On the first anniversary of my mother’s death, I planned to drink a beer and smoke a cigarette in her honor. I don’t often drink, and I’m rabidly antismoking, but my mother had been just the opposite, and I was feeling nostalgic for the scents of my childhood.
I stopped at the local gas station to get a six-pack and some cigarettes. On my way out, I ran into Jay, a former student of mine who was now a senior. Like a movie star surprised by the paparazzi, I was caught, beer and Marlboro Lights in hand.
“I can’t believe you just bought cigarettes,” Jay said.
I often lectured my classes on the evils of smoking. I bad-mouthed cigarette companies and impressed the kids with my ability to distinguish a student who smoked from a student whose parents smoked just by sniffing their jackets.

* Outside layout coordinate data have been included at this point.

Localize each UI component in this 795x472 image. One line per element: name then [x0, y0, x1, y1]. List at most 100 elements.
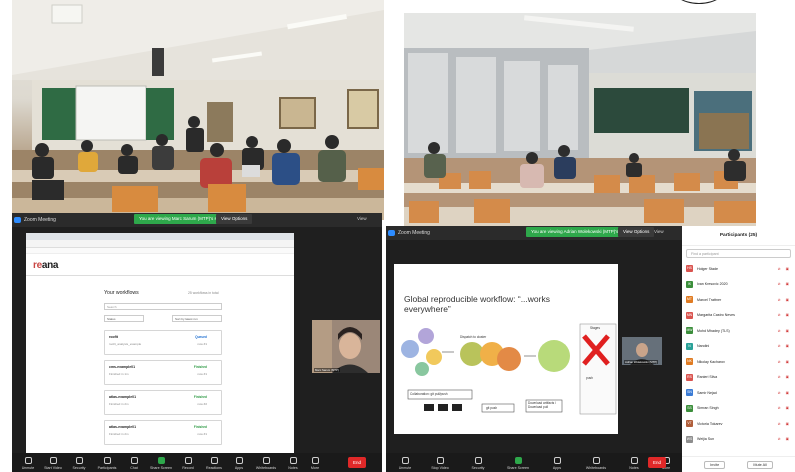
workflow-search-input[interactable]: Search: [104, 303, 222, 310]
notes-button[interactable]: Notes: [282, 457, 304, 472]
stop-video-button[interactable]: Stop Video: [420, 457, 460, 472]
chat-button[interactable]: Chat: [122, 457, 146, 472]
apps-grid-icon: [235, 457, 243, 464]
classroom-photo-left-drawing: [12, 0, 384, 220]
participants-label: Participants: [97, 466, 117, 470]
participant-row[interactable]: VT Victoria Tokarev ⊘ ▣: [682, 416, 795, 432]
notes-button[interactable]: Notes: [618, 457, 650, 472]
participant-row[interactable]: WS Weijia Sun ⊘ ▣: [682, 432, 795, 448]
workflow-card[interactable]: atlas-example01 Finished in 2m Finished …: [104, 390, 222, 415]
end-meeting-button[interactable]: End: [348, 457, 366, 468]
participant-name-label: Adrian Wolekowski (MTP): [624, 360, 659, 364]
unmute-label: Unmute: [398, 466, 412, 470]
find-participant-input[interactable]: Find a participant: [686, 249, 791, 258]
shield-icon: [474, 457, 482, 464]
unmute-button[interactable]: Unmute: [390, 457, 420, 472]
muted-mic-icon[interactable]: ⊘ ▣: [778, 313, 791, 317]
muted-mic-icon[interactable]: ⊘ ▣: [778, 391, 791, 395]
participant-name: Ranieri Silva: [697, 375, 718, 380]
security-label: Security: [471, 466, 485, 470]
workflow-diagram: [401, 323, 617, 415]
muted-mic-icon[interactable]: ⊘ ▣: [778, 437, 791, 441]
download-label: Download artifacts / Download pull: [528, 401, 556, 409]
participant-name: Weijia Sun: [697, 437, 715, 442]
participant-row[interactable]: SN Samir Nejad ⊘ ▣: [682, 385, 795, 401]
apps-button[interactable]: Apps: [540, 457, 574, 472]
apps-label: Apps: [234, 466, 244, 470]
avatar: MN: [686, 311, 693, 319]
participant-video-thumbnail[interactable]: Marc Sarum (MTP): [312, 320, 380, 373]
participant-row[interactable]: MW Mohd Mhadey (TLS) ⊘ ▣: [682, 323, 795, 339]
shared-browser: reana Your workflows 25 workflows in tot…: [26, 233, 294, 458]
muted-mic-icon[interactable]: ⊘ ▣: [778, 375, 791, 379]
participant-row[interactable]: RS Ranieri Silva ⊘ ▣: [682, 370, 795, 386]
participant-name-label: Marc Sarum (MTP): [314, 368, 340, 372]
push-label: push: [586, 376, 593, 380]
start-video-button[interactable]: Start Video: [40, 457, 66, 472]
unmute-button[interactable]: Unmute: [16, 457, 40, 472]
avatar: HS: [686, 265, 693, 273]
notes-label: Notes: [629, 466, 639, 470]
apps-button[interactable]: Apps: [228, 457, 250, 472]
participant-row[interactable]: HS Holger Stade ⊘ ▣: [682, 261, 795, 277]
muted-mic-icon[interactable]: ⊘ ▣: [778, 344, 791, 348]
end-meeting-button[interactable]: End: [648, 457, 666, 468]
muted-mic-icon[interactable]: ⊘ ▣: [778, 329, 791, 333]
browser-bookmarks-bar[interactable]: [26, 248, 294, 254]
workflow-card[interactable]: cms-example01 Finished in 1m Finished no…: [104, 360, 222, 385]
record-button[interactable]: Record: [176, 457, 200, 472]
muted-mic-icon[interactable]: ⊘ ▣: [778, 360, 791, 364]
git-push-label: git push: [486, 406, 498, 410]
participant-row[interactable]: MT Marcel Trattner ⊘ ▣: [682, 292, 795, 308]
muted-mic-icon[interactable]: ⊘ ▣: [778, 298, 791, 302]
participants-button[interactable]: Participants: [92, 457, 122, 472]
workflow-subtitle: Finished in 1m: [109, 372, 129, 376]
zoom-title: Zoom Meeting: [398, 230, 430, 236]
participant-row[interactable]: SS Simran Singh ⊘ ▣: [682, 401, 795, 417]
zoom-toolbar: Unmute Start Video Security Participants…: [12, 453, 382, 472]
view-button[interactable]: View: [654, 227, 664, 237]
participant-name: Margarita Castro Neves: [697, 313, 735, 318]
reana-logo[interactable]: reana: [33, 260, 59, 271]
workflow-card[interactable]: atlas-example01 Finished in 2m Finished …: [104, 420, 222, 445]
share-screen-button[interactable]: Share Screen: [146, 457, 176, 472]
classroom-photo-left: [12, 0, 384, 220]
security-button[interactable]: Security: [460, 457, 496, 472]
muted-mic-icon[interactable]: ⊘ ▣: [778, 422, 791, 426]
more-button[interactable]: More: [304, 457, 326, 472]
view-options-button[interactable]: View Options: [216, 214, 253, 224]
whiteboard-icon: [592, 457, 600, 464]
share-screen-button[interactable]: Share Screen: [496, 457, 540, 472]
workflow-card[interactable]: roofit roofit_analysis_example Queued no…: [104, 330, 222, 355]
sort-select[interactable]: Sort by latest run: [172, 315, 222, 322]
participant-row[interactable]: N Nandini ⊘ ▣: [682, 339, 795, 355]
muted-mic-icon[interactable]: ⊘ ▣: [778, 282, 791, 286]
view-options-button[interactable]: View Options: [618, 227, 655, 237]
participants-panel: Participants (25) Find a participant HS H…: [682, 226, 795, 472]
participant-video-thumbnail[interactable]: Adrian Wolekowski (MTP): [622, 337, 662, 365]
invite-button[interactable]: Invite: [704, 460, 726, 469]
share-screen-label: Share Screen: [150, 466, 172, 470]
workflow-name: cms-example01: [109, 365, 136, 369]
participant-row[interactable]: IK Ivan Kresovic 2020 ⊘ ▣: [682, 277, 795, 293]
microphone-icon: [24, 457, 32, 464]
avatar: NK: [686, 358, 693, 366]
status-filter[interactable]: Status: [104, 315, 144, 322]
view-button[interactable]: View: [357, 214, 367, 224]
avatar: VT: [686, 420, 693, 428]
reactions-button[interactable]: Reactions: [200, 457, 228, 472]
workflow-status: Finished: [193, 395, 207, 399]
browser-tab-strip[interactable]: [26, 233, 294, 240]
muted-mic-icon[interactable]: ⊘ ▣: [778, 267, 791, 271]
participant-row[interactable]: NK Nikolay Kacharov ⊘ ▣: [682, 354, 795, 370]
record-label: Record: [182, 466, 194, 470]
whiteboards-button[interactable]: Whiteboards: [250, 457, 282, 472]
security-button[interactable]: Security: [66, 457, 92, 472]
muted-mic-icon[interactable]: ⊘ ▣: [778, 406, 791, 410]
participant-row[interactable]: MN Margarita Castro Neves ⊘ ▣: [682, 308, 795, 324]
whiteboards-button[interactable]: Whiteboards: [574, 457, 618, 472]
workflow-time: now #1: [197, 372, 207, 376]
browser-address-bar[interactable]: [26, 240, 294, 248]
mute-all-button[interactable]: Mute All: [747, 460, 773, 469]
shield-icon: [75, 457, 83, 464]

Jay’s initial shock turned to disappointment. “Damn, Ms. O’G. The beer, ok. I get that. But cigarettes. Damn.”
My little private party — just me and my complicated relationship with my mother — had been crashed by my public persona.
I’ve since quit teaching. The last of my former students are finally leaving town or else adjusting to finding me next to them at the gym, or the bar. I like being anonymous again.